For manager’s performance comparison, a few common metrics used are—CAGR between two points of time (historical performances over 1, 3, 5 years), risk metrics (beta, standard deviation), performance relative to benchmark, and risk adjusted returns (Sharpe Ratio, Treynor Ratio). Point to point CAGR returns over different time periods are the most commonly used performance metric to rank or evaluate funds. However, at times the impact of entry or final levels distorts returns. An exceptionally good or bad month (at initial and final date of point to point comparison) can make even 1-, 3- or even 5-year returns of the same fund very different.

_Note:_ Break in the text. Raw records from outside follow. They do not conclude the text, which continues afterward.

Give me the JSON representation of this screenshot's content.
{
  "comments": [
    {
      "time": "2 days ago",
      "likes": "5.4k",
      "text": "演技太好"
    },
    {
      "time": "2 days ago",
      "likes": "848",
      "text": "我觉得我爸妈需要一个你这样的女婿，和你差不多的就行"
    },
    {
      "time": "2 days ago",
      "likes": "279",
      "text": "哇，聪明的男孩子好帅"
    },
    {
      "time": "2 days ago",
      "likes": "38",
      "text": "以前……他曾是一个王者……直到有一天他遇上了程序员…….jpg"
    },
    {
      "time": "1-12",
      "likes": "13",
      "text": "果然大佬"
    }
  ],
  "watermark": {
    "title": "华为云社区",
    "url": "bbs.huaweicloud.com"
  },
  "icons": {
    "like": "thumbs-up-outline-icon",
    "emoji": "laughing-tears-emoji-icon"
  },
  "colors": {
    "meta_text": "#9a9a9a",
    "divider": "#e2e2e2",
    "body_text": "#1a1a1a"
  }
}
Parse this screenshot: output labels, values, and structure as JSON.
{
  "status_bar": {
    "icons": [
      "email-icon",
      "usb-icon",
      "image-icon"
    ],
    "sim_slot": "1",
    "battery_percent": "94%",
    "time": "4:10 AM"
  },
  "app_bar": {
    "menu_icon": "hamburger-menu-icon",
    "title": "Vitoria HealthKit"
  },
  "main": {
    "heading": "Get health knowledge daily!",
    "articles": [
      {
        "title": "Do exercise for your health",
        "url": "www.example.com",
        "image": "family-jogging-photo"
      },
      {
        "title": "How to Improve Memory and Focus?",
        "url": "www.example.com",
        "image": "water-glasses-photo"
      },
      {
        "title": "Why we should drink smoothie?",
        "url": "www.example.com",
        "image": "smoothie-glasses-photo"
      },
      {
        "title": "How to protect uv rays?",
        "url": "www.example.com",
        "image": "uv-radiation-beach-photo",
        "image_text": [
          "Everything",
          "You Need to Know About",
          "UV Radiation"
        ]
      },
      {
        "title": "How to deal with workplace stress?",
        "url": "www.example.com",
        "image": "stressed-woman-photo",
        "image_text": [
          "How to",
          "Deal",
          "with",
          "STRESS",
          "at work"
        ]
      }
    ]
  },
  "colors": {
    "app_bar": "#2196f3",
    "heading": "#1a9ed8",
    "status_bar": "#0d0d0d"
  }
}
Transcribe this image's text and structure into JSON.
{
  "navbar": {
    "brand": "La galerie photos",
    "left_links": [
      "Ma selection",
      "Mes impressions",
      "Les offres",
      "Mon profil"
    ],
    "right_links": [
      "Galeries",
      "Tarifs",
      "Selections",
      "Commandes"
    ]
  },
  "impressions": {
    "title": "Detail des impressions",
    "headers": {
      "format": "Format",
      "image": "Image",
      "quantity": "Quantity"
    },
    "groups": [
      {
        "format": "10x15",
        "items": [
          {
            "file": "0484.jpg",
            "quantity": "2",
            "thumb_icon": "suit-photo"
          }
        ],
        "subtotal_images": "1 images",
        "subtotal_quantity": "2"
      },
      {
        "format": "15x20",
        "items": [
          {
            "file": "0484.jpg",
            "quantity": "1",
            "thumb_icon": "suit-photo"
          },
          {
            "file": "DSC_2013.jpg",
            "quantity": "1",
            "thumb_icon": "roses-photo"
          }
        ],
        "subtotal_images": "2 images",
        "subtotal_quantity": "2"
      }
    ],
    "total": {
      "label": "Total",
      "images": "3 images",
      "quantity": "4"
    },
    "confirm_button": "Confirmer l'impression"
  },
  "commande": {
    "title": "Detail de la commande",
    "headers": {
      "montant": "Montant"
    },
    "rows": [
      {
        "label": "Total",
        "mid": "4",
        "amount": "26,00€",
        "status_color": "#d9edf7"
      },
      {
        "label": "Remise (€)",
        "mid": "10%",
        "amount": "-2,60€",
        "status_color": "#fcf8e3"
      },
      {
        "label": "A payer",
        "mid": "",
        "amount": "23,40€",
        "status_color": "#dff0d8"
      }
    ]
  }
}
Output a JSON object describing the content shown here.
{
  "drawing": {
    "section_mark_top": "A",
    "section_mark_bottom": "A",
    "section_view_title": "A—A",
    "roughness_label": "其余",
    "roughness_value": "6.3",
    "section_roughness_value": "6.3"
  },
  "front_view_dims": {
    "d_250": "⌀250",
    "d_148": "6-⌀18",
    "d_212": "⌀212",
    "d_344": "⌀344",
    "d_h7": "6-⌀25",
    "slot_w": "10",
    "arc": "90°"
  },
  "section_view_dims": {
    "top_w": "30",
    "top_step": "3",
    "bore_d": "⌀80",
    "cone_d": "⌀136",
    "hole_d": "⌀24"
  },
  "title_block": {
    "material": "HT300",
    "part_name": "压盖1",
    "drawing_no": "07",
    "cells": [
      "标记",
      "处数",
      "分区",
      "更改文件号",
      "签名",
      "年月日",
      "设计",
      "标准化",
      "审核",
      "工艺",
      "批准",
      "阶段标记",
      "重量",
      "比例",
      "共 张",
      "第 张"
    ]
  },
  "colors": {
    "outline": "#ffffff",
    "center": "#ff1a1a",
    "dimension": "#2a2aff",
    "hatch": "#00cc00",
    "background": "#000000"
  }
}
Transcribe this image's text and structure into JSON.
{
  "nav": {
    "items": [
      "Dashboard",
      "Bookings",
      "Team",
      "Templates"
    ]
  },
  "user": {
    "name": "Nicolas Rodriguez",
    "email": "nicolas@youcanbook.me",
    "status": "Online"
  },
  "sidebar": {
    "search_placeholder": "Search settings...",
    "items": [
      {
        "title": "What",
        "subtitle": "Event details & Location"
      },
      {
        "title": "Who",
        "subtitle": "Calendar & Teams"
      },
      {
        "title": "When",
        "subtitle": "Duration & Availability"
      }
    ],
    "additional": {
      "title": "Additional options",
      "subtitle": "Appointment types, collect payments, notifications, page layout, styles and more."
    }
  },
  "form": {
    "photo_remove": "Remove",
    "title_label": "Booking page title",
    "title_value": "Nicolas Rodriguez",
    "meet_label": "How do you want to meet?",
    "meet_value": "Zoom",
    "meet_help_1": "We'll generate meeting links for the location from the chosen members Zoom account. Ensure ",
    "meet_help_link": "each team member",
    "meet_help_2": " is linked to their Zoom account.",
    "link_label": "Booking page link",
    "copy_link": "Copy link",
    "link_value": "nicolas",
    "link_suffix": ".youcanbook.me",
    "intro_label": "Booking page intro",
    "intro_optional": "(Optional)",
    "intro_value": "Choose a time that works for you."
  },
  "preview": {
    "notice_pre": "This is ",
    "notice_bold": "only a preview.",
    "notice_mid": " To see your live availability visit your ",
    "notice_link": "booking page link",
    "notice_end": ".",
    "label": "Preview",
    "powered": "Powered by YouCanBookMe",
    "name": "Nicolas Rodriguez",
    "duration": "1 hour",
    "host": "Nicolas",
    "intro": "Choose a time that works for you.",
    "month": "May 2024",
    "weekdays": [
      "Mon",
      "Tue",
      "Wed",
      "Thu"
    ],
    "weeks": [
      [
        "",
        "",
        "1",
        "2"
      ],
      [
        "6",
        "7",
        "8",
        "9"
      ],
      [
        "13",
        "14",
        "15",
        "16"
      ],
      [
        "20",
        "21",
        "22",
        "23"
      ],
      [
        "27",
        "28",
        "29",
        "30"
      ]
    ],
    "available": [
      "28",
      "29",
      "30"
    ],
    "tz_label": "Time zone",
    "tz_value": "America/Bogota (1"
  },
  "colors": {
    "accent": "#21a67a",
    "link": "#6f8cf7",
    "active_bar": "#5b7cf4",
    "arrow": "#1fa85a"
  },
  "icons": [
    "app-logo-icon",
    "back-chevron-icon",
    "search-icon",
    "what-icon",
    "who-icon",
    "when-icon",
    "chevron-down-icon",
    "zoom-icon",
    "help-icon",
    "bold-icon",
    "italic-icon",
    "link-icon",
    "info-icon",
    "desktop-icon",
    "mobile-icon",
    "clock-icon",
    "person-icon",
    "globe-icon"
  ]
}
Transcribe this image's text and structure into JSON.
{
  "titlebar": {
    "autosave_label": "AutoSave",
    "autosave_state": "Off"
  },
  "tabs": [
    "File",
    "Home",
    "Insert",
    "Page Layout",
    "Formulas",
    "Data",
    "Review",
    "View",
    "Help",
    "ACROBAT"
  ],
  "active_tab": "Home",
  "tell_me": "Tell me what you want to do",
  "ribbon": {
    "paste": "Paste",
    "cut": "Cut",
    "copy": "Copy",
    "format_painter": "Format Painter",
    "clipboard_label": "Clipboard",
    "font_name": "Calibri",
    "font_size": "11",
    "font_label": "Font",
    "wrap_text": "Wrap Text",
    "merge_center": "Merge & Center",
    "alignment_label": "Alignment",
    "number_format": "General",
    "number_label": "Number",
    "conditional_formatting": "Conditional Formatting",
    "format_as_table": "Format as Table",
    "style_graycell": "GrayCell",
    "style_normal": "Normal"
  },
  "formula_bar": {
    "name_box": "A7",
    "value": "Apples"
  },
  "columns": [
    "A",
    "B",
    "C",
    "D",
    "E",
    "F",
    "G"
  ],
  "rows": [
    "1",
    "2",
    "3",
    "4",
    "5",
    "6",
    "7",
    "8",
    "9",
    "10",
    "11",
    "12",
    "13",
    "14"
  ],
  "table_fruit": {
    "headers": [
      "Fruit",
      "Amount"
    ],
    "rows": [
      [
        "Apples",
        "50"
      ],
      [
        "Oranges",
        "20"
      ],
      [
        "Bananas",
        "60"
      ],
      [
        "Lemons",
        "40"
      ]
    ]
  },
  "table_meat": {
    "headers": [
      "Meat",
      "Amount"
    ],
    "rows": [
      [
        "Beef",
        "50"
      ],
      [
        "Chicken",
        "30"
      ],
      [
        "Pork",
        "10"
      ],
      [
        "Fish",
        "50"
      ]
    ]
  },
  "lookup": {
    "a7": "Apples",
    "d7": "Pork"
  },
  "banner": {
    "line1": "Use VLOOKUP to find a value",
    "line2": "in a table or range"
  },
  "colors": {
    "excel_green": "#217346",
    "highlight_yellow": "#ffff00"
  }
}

Rolling returns and risk weighted measures are some methods to avoid the above issues of point to point historical performances.
A few other parameters to be kept in mind before evaluating fund manager’s performance is to choose the right peer set to compare. These peer sets are chosen around investment style (growth versus value) or market capitalisation (appropriate benchmark).
Performance relative to benchmark: This becomes important when deciding between choosing passive low-cost fund management and active managers. For example, during calendar year 2017, most large-cap equity funds delivered 32-35%. If we see this on a standalone basis, it looks like an exceptional year for the large-cap funds; however, one also needs to be aware of the fact that during this period, Nifty 50 was up 29%. It is only when one compares portfolio performance to a benchmark that one can indicate the extent to which the investment has outperformed or underperformed.
While relative comparison to benchmark is essential, choosing an appropriate benchmark is also critical. One cannot compare a mid-cap or a small-cap focused fund with a Nifty 50, an index consisting of top 50 large, blue-chip and most liquid stocks. As observed in the last 2 years, mid- and small-cap funds along with their respective benchmarks have outperformed the large-caps by 15-20%. However, most mid-cap funds have delivered returns in line with the mid-cap index, or in a few cases, they have underperformed the mid-cap index.
Portfolio and fund manager’s performance measures should be a key aspect in the investment management process. These tools provide the necessary information for investors to assess how effectively their money has been invested or may be invested. Remember, portfolio returns are only part of the story. Without using the right metrics and evaluating risk-adjusted returns, an investor cannot possibly see the whole picture, which may inadvertently lead to clouded decisions.